15 thoughts on “Why We Must Protect and Nurture Our Children’s Sense of Wonder

  1. Catherine says:

    Hi Linda!

    Amazing post! Thank you!

    Also, I am halfway through your book! I have learned so much from it already!

    Let me tell you, I live in MN and have a 9 month old baby. I have felt trapped in doors these past Winter months out of fear I didn’t have the proper weather gear for my baby, and to be honest I didn’t know proper gear even existed. Next baby, things will be different, thanks to you!

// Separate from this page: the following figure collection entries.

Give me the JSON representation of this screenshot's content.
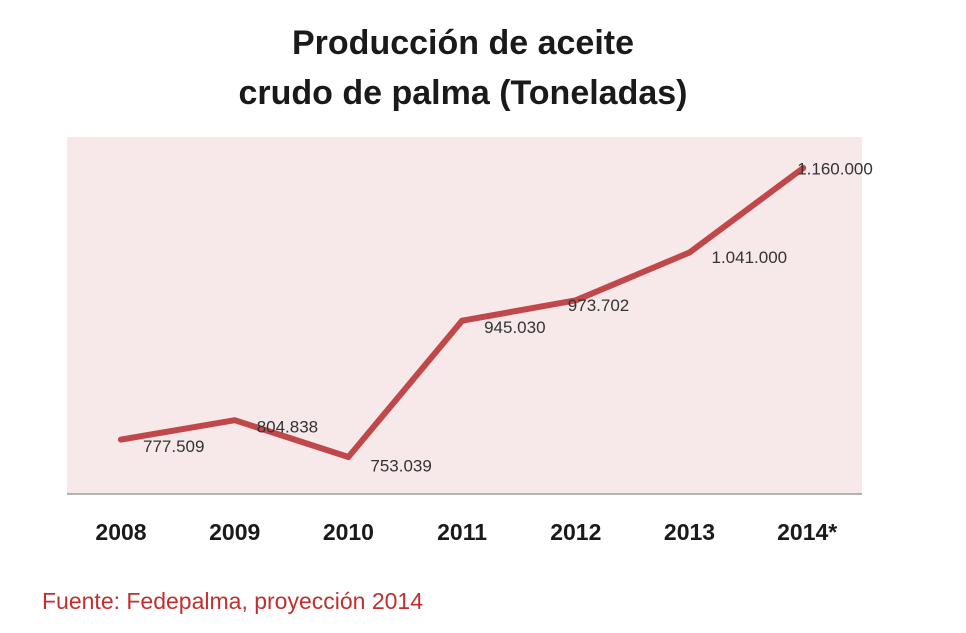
{
  "title_line1": "Producción de aceite",
  "title_line2": "crudo de palma (Toneladas)",
  "source": "Fuente:  Fedepalma, proyección 2014",
  "colors": {
    "line": "#c0474a",
    "plot_bg": "#f7e9ea",
    "axis": "#9e9e9e",
    "source": "#c0302e"
  },
  "chart_data": {
    "type": "line",
    "title": "Producción de aceite crudo de palma (Toneladas)",
    "categories": [
      "2008",
      "2009",
      "2010",
      "2011",
      "2012",
      "2013",
      "2014*"
    ],
    "series": [
      {
        "values": [
          777509,
          804838,
          753039,
          945030,
          973702,
          1041000,
          1160000
        ],
        "labels": [
          "777.509",
          "804.838",
          "753.039",
          "945.030",
          "973.702",
          "1.041.000",
          "1.160.000"
        ]
      }
    ],
    "ylim": [
      700000,
      1200000
    ],
    "grid": false,
    "legend": "none"
  }
}
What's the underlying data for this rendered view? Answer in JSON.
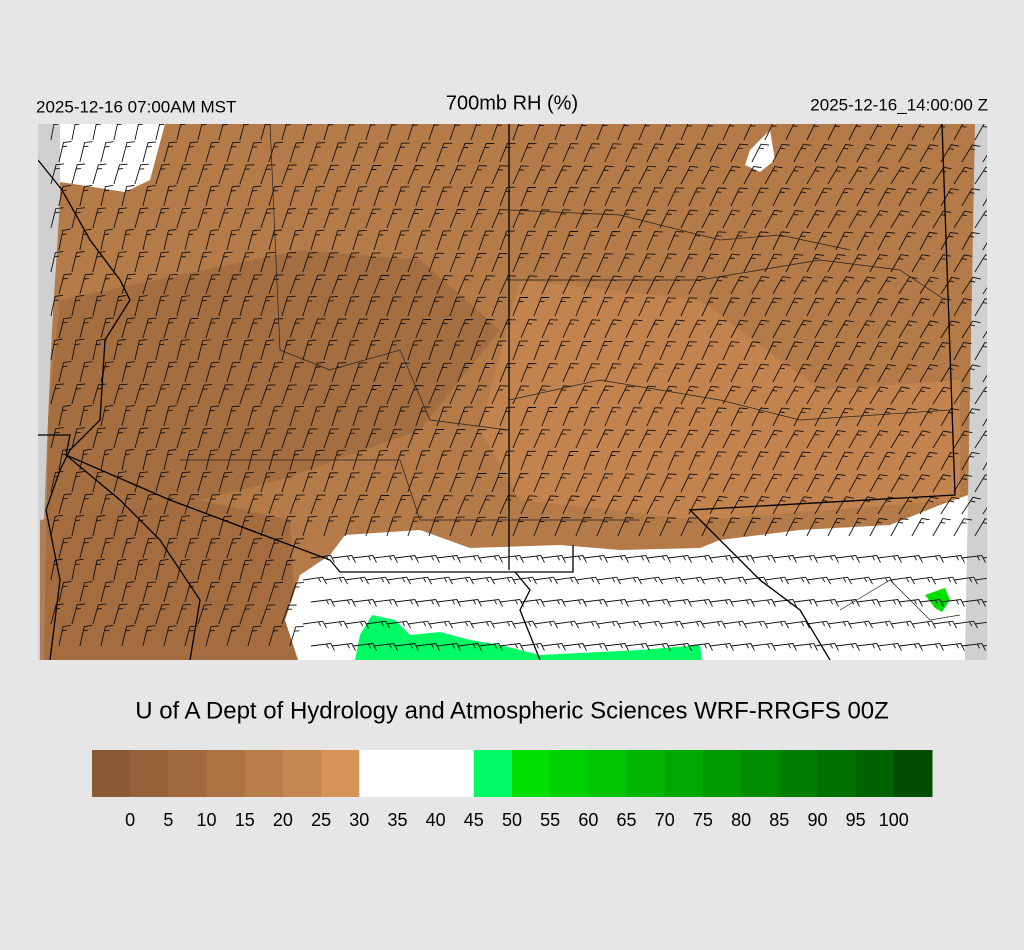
{
  "header": {
    "left": "2025-12-16 07:00AM MST",
    "title": "700mb RH (%)",
    "right": "2025-12-16_14:00:00 Z"
  },
  "credit": "U of A Dept of Hydrology and Atmospheric Sciences WRF-RRGFS 00Z",
  "colorbar": {
    "levels": [
      0,
      5,
      10,
      15,
      20,
      25,
      30,
      35,
      40,
      45,
      50,
      55,
      60,
      65,
      70,
      75,
      80,
      85,
      90,
      95,
      100
    ],
    "colors": [
      "#8a5a34",
      "#956139",
      "#a1693e",
      "#ad7343",
      "#b97d4a",
      "#c68651",
      "#d59559",
      "#ffffff",
      "#ffffff",
      "#ffffff",
      "#00fa64",
      "#00e000",
      "#00d200",
      "#00c400",
      "#00b600",
      "#00a800",
      "#009a00",
      "#008c00",
      "#007e00",
      "#007000",
      "#006200",
      "#004c00"
    ]
  }
}
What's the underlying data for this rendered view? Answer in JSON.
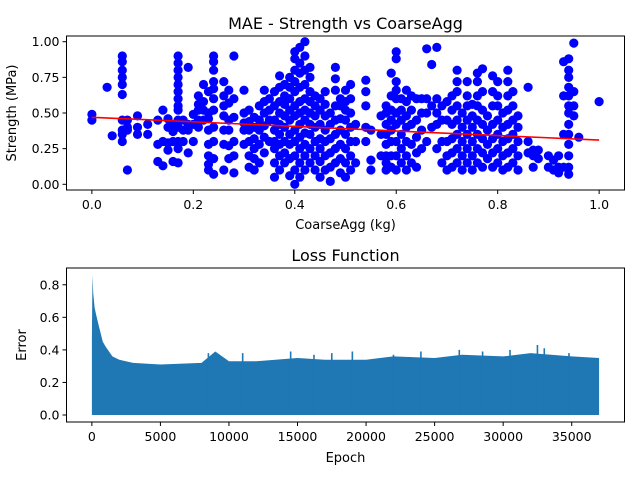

    I do have a question though: can you speak to how babies my son’s age are incorporated into time outdoors in Sweden? Aside from going for walks and swinging in the swing, I am clueless as to what is “ok” to do with my baby outside. Is it ok to let them crawl about or am I crazy for doing this lest he choke on things that he would put in his mouth? I hope that doesn’t sound like a neurotic crazy American talking… but maybe I am one?! Anyways, I really need some guidance for my son’s age group when it comes to the outdoors.

    Many thanks!


    • Linda McGurk says:

      Hi Catherine! Thanks for stopping by the blog; happy to hear that you’re enjoying the book:) It is absolutely OK to let babies play and crawl on the ground, as long as you keep an eye out for things that he can choke on. Babies today are to a large extent “containerized”, i.e. they go from one seat to another (car seat, Bumbo seat, stroller etc) when what they really need for optimal development is to move around on the ground and using all their senses. The outdoors is the perfect place for that! One way to engage babies in sensory play outdoors is to let them play with some old kitchen utensils in the mud, or to fill up a container with water and let him add loose parts from nature (sticks, pine cones, rocks etc). For very young babies, you could do tummy time on a blanket outdoors, and crawlers enjoy playing in large cardboard boxes. I haven’t written too much about it on my blog but I bet there are a lot of other resources if you google it!

  2. Katy M says:

    This exactly. I can’t wait to share this post, especially during Occupational Therapy Month. To inhale awe is to exhale enormous potential. You hit the nail on the head!

  3. Constanza says:

    Hi Linda, I’m from Santiago, Chile and I just ran into your blog wondering around FB. I have a 15 month little and curiuos boy wich was born with clubfoot so his rythm has been a little different according to movement. We live un a department but i always try yo take him outside ti the playground… But some times this is not possible foto us like when he is sick… So muy question is how can I estimulate him or what kind of activities do you most recommend to to do indoor? I try to read him, Switch games, almost no screen exposure, kitchen elementos, etc but sometimes I ran out of ideas!! I would love some tips!!! Thanks so much for your inspiring blog!!!!!

    • Linda McGurk says:

      Hello Constanza – Thank you for reaching out:) Have you tried bringing natural objects inside for him to play with? Young children love playing with loose parts, and natural ones (for example rocks, sticks, pine cones, leaves, shells, tree nuts and seeds etc) are full of sensory experiences. It’s also a great way for kids to connect with nature even when it’s not possible to get outside. Using the loose parts as a starting point, you could make different types of nature art such as mandalas or process art with tree nuts (https://rainorshinemamma.comprocess-art-with-tree-nuts/). You could also create a “sensory bin” with natural items or play games, such as this memory game: https://rainorshinemamma.comoutdoor-memory-game-kids/. Hope these ideas help!

  4. Heather says:

    Wonderment is an awesome thing that is sometimes neglected in this day and age. We don’t do it enough, but when we do go on hikes, I love to go bird watching. We even went monkey watching on a recent trip to Thailand!